Stuart Henderson (a fellow OpenBSD developer, and one of the people that reviewd and OKed my change) adds a valuable comment in the discussion on Undeadly:
"Turns out, it was rather simple and straight-forward." - Henning pointed out a few times that it was only ever meant to be a quick first implementation, to be replaced with something better! Such a nice idea to use skip-steps here, with hindsight it's blindingly obvious, but that's often the way.
Since skip-steps come from PF, we can look in that direction for guidance about performance. An old Undeadly article about PF rule optimization talks about this ("Ordering rulesets to maximize skip steps") and the principles are the same here. You want to group the rules together to reduce the number of evaluations done.
Take these rules, for example:
allow quick from AS 112 prefix { 192.31.196.0/24, 192.175.48.0/24, 2001:4:112::/48, 2620:4f:8000::/48 } allow quick to AS 112 prefix { $MY_PREFIXES } allow quick from AS 2818 prefix { 212.58.224.0/19, 212.58.224.0/20, 212.58.240.0/20, [...] } allow quick to AS 2818 prefix { $MY_PREFIXES } allow quick from AS 8330 prefix { 199.212.92.0/23, 199.212.90.0/23, 199.80.128.0/17 [...] } allow quick to AS 8330 prefix { $MY_PREFIXES }And here are the skip-step groupings used in the code:
#define RDE_FILTER_SKIP_DIR 0 #define RDE_FILTER_SKIP_GROUPID 1 #define RDE_FILTER_SKIP_REMOTE_AS 2 #define RDE_FILTER_SKIP_PEERID 3You can probably make a good guess at the meanings.

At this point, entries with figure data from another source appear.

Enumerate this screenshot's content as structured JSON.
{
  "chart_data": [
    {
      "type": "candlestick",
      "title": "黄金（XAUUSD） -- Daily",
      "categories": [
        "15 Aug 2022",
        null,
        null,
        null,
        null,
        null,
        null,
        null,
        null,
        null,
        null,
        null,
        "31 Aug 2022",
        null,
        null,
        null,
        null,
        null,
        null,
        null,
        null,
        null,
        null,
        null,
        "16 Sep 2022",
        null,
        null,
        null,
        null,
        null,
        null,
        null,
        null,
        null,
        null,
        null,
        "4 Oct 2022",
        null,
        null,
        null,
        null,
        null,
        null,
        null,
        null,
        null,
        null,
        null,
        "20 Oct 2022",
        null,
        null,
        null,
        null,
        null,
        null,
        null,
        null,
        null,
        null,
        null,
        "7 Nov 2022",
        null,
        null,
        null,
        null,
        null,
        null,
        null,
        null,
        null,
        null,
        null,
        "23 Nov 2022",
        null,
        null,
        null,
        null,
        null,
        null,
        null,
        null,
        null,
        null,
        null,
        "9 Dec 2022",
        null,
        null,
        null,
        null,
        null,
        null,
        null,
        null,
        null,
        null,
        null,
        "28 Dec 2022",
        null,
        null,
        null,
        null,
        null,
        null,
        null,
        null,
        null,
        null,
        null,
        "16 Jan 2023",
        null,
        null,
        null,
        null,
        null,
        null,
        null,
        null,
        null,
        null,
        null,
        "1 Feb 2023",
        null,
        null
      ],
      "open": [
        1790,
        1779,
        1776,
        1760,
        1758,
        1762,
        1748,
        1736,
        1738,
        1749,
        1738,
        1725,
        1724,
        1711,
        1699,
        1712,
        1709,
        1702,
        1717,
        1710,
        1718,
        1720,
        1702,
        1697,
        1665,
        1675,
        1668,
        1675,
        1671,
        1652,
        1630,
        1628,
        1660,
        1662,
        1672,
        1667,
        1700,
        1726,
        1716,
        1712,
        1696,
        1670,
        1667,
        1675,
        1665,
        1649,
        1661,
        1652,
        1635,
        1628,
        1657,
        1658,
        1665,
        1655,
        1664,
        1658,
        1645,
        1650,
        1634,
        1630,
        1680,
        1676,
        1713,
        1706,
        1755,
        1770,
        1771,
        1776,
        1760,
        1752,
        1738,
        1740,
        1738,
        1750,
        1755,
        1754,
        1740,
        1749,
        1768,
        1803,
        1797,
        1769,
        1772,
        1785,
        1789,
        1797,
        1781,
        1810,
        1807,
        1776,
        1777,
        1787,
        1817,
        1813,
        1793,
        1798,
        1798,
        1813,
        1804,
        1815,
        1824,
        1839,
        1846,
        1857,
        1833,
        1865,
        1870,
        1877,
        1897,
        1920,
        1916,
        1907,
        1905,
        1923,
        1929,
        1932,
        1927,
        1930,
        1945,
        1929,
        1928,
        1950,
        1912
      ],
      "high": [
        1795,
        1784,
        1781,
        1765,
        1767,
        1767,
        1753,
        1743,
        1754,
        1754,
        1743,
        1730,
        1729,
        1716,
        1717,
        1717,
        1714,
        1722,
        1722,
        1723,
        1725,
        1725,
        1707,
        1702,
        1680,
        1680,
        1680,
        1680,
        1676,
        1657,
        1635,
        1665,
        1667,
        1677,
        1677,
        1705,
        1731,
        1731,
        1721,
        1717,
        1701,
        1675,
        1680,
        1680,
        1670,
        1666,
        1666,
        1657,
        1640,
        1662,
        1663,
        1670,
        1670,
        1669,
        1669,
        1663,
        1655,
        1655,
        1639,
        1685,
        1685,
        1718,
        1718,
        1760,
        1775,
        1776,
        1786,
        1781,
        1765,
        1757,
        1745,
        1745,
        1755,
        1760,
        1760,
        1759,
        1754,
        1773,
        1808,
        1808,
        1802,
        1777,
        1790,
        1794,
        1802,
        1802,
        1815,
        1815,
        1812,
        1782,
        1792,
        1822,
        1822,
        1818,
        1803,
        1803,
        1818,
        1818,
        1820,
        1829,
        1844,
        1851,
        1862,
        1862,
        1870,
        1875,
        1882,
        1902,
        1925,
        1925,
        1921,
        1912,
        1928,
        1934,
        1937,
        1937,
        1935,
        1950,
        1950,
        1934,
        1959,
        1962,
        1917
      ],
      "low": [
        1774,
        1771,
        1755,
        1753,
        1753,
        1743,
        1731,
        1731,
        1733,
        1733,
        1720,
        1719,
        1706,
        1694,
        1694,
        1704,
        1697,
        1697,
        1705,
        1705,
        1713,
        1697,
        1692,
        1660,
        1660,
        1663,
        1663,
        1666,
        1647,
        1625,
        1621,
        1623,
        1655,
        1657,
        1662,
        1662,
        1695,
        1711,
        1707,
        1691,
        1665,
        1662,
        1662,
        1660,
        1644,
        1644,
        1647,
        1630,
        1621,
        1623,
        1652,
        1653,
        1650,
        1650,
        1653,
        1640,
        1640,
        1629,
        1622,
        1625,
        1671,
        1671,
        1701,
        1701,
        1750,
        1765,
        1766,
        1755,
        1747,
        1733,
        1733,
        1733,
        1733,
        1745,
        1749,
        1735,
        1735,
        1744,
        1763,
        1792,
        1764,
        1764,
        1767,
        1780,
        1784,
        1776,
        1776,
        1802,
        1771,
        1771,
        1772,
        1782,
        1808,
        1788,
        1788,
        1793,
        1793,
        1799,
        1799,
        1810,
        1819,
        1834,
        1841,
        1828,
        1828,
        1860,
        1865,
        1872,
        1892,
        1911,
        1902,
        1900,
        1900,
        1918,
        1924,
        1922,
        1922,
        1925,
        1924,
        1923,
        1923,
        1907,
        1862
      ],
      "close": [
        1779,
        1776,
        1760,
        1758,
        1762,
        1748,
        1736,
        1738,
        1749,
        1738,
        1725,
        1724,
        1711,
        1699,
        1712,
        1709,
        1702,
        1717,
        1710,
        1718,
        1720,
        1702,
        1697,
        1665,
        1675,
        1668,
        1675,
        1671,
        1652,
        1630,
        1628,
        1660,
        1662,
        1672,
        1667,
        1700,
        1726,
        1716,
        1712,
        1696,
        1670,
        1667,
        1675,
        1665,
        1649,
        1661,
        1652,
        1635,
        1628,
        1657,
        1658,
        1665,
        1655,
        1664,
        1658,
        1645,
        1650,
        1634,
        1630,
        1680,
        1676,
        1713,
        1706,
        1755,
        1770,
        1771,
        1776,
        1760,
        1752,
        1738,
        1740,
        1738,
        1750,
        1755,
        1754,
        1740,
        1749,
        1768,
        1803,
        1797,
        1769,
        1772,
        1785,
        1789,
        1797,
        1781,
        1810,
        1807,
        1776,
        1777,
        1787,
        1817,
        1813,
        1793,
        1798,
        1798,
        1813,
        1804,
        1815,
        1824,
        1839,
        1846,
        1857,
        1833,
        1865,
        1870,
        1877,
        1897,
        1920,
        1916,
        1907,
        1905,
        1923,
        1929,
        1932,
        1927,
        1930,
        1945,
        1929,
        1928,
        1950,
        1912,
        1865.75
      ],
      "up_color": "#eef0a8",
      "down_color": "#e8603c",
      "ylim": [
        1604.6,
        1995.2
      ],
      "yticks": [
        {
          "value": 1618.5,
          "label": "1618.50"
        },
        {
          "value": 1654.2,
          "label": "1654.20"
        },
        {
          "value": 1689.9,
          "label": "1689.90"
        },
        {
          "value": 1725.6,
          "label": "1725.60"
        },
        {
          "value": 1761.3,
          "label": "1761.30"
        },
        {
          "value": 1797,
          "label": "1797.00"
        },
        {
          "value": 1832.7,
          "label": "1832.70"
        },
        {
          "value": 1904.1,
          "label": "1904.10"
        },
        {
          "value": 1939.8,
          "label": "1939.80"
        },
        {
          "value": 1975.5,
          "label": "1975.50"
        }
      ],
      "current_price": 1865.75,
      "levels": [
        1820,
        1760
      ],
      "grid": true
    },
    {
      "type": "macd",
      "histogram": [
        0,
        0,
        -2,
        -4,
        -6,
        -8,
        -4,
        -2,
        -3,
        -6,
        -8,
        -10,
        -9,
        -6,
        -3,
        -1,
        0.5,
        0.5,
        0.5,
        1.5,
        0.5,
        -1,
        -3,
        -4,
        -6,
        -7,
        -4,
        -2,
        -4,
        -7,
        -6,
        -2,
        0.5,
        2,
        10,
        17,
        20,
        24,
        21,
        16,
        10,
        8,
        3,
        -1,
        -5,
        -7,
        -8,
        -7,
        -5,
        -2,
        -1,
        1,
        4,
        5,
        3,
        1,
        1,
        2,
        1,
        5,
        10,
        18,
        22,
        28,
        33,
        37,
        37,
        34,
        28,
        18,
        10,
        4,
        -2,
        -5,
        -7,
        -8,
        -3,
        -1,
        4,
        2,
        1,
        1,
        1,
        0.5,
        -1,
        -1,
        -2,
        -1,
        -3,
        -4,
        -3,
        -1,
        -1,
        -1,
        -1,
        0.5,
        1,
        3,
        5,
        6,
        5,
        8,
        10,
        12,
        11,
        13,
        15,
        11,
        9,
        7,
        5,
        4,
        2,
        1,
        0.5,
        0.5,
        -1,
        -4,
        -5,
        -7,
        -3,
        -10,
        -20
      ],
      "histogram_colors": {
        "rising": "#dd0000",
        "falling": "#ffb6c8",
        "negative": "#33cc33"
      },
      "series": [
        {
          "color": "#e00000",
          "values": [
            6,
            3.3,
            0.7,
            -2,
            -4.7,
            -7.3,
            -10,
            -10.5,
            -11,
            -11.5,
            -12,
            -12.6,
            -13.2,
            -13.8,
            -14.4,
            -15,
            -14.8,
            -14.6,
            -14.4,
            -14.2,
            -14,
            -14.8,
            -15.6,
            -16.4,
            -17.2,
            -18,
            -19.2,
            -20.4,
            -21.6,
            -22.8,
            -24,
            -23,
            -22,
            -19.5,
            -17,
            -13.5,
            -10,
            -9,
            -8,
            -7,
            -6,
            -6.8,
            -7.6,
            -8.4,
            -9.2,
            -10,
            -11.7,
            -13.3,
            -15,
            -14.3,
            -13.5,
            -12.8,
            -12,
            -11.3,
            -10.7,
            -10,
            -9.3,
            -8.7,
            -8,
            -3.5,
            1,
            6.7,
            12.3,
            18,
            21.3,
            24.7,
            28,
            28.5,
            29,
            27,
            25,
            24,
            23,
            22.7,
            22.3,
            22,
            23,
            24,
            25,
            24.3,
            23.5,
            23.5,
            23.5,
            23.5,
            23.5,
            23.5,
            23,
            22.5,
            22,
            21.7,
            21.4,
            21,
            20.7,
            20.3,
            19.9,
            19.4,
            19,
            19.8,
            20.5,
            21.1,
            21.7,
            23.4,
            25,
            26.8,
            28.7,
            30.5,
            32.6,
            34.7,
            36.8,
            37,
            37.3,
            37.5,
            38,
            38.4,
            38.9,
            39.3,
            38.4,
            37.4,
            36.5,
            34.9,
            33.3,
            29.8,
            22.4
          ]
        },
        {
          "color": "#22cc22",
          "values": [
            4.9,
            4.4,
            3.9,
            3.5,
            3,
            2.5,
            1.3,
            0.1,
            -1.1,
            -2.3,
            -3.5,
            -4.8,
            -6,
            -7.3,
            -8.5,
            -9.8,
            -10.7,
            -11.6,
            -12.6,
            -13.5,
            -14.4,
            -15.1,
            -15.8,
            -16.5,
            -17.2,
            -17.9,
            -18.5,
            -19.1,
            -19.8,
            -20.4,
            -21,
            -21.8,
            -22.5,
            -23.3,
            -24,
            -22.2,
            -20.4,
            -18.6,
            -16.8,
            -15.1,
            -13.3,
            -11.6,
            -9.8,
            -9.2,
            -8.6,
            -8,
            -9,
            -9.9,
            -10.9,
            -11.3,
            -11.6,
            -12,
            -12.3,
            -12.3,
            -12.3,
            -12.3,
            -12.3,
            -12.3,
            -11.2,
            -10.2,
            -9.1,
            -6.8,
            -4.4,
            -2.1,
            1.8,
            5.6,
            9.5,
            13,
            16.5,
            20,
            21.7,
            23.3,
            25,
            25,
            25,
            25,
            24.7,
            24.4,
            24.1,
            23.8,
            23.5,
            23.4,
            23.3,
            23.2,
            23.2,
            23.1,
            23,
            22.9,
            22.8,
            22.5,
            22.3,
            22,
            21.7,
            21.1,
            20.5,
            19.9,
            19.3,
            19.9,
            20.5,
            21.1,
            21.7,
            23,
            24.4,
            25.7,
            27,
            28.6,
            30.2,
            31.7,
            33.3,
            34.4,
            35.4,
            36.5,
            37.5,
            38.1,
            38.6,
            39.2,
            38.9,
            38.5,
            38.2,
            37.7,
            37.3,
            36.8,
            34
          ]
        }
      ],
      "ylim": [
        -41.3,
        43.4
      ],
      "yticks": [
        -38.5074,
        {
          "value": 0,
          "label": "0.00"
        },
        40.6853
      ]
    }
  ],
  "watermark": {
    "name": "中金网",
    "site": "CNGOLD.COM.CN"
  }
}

So the rules above are not optimal - a simple reordering as below would put all of the "from" rules together and allow half of the lines to be skipped in one go. (Fewer than half of the rules, because the prefix lists are expanded to multiple rules, but hey there needs to be some room for borrowing something else from PF for future improvement ;-)

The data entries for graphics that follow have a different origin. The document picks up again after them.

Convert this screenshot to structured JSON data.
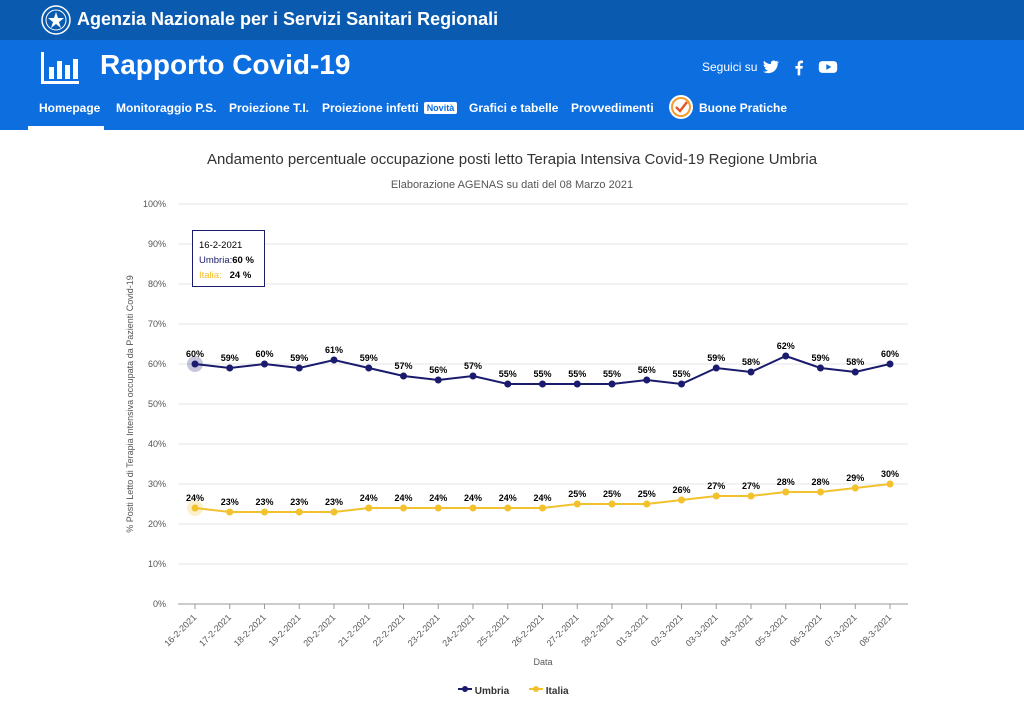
{
  "topbar": {
    "agency": "Agenzia Nazionale per i Servizi Sanitari Regionali",
    "emblem_icon": "italy-emblem-icon"
  },
  "header": {
    "title": "Rapporto Covid-19",
    "logo_icon": "bar-chart-icon",
    "follow_label": "Seguici su",
    "social_icons": [
      "twitter-icon",
      "facebook-icon",
      "youtube-icon"
    ]
  },
  "nav": {
    "items": [
      "Homepage",
      "Monitoraggio P.S.",
      "Proiezione T.I.",
      "Proiezione infetti",
      "Grafici e tabelle",
      "Provvedimenti",
      "Buone Pratiche"
    ],
    "badge": "Novità",
    "active": "Homepage"
  },
  "chart": {
    "title": "Andamento percentuale occupazione posti letto Terapia Intensiva Covid-19 Regione Umbria",
    "subtitle": "Elaborazione AGENAS su dati del 08 Marzo 2021"
  },
  "chart_data": {
    "type": "line",
    "title": "Andamento percentuale occupazione posti letto Terapia Intensiva Covid-19 Regione Umbria",
    "subtitle": "Elaborazione AGENAS su dati del 08 Marzo 2021",
    "xlabel": "Data",
    "ylabel": "% Posti Letto di Terapia Intensiva occupata da Pazienti Covid-19",
    "ylim": [
      0,
      100
    ],
    "yticks": [
      "0%",
      "10%",
      "20%",
      "30%",
      "40%",
      "50%",
      "60%",
      "70%",
      "80%",
      "90%",
      "100%"
    ],
    "grid": true,
    "legend_position": "bottom",
    "categories": [
      "16-2-2021",
      "17-2-2021",
      "18-2-2021",
      "19-2-2021",
      "20-2-2021",
      "21-2-2021",
      "22-2-2021",
      "23-2-2021",
      "24-2-2021",
      "25-2-2021",
      "26-2-2021",
      "27-2-2021",
      "28-2-2021",
      "01-3-2021",
      "02-3-2021",
      "03-3-2021",
      "04-3-2021",
      "05-3-2021",
      "06-3-2021",
      "07-3-2021",
      "08-3-2021"
    ],
    "series": [
      {
        "name": "Umbria",
        "color": "#1b1b6e",
        "values": [
          60,
          59,
          60,
          59,
          61,
          59,
          57,
          56,
          57,
          55,
          55,
          55,
          55,
          56,
          55,
          59,
          58,
          62,
          59,
          58,
          60
        ]
      },
      {
        "name": "Italia",
        "color": "#f2c12e",
        "values": [
          24,
          23,
          23,
          23,
          23,
          24,
          24,
          24,
          24,
          24,
          24,
          25,
          25,
          25,
          26,
          27,
          27,
          28,
          28,
          29,
          30
        ]
      }
    ]
  },
  "tooltip": {
    "date": "16-2-2021",
    "umbria_label": "Umbria:",
    "umbria_value": "60 %",
    "italia_label": "Italia:",
    "italia_value": "24 %"
  }
}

allow quick from AS 112 prefix { 192.31.196.0/24, 192.175.48.0/24, 2001:4:112::/48, 2620:4f:8000::/48 } allow quick from AS 2818 prefix { 212.58.224.0/19, 212.58.224.0/20, 212.58.240.0/20, [...] } allow quick from AS 8330 prefix { 199.212.92.0/23, 199.212.90.0/23, 199.80.128.0/17 [...] } allow quick to AS 112 prefix { $MY_PREFIXES } allow quick to AS 2818 prefix { $MY_PREFIXES } allow quick to AS 8330 prefix { $MY_PREFIXES }Nowadays PF has a ruleset optimizer that is aware of skip-steps and will reorder rules to take advantage of them automatically. (In fact, in some cases with PF it can still be better to disable the optimizer and do this by hand; you might know something about your traffic that pfctl doesn't). In the case of IXP route-server BGP filters, they're likely to be much larger than any PF ruleset you're ever going to see, so a ruleset optimizer would be relatively slow and take a lot of memory. Fortunately with BGP filters, they're already going to be machine-generated from routing registries or local databases, so it's a lot easier to order them correctly from the start.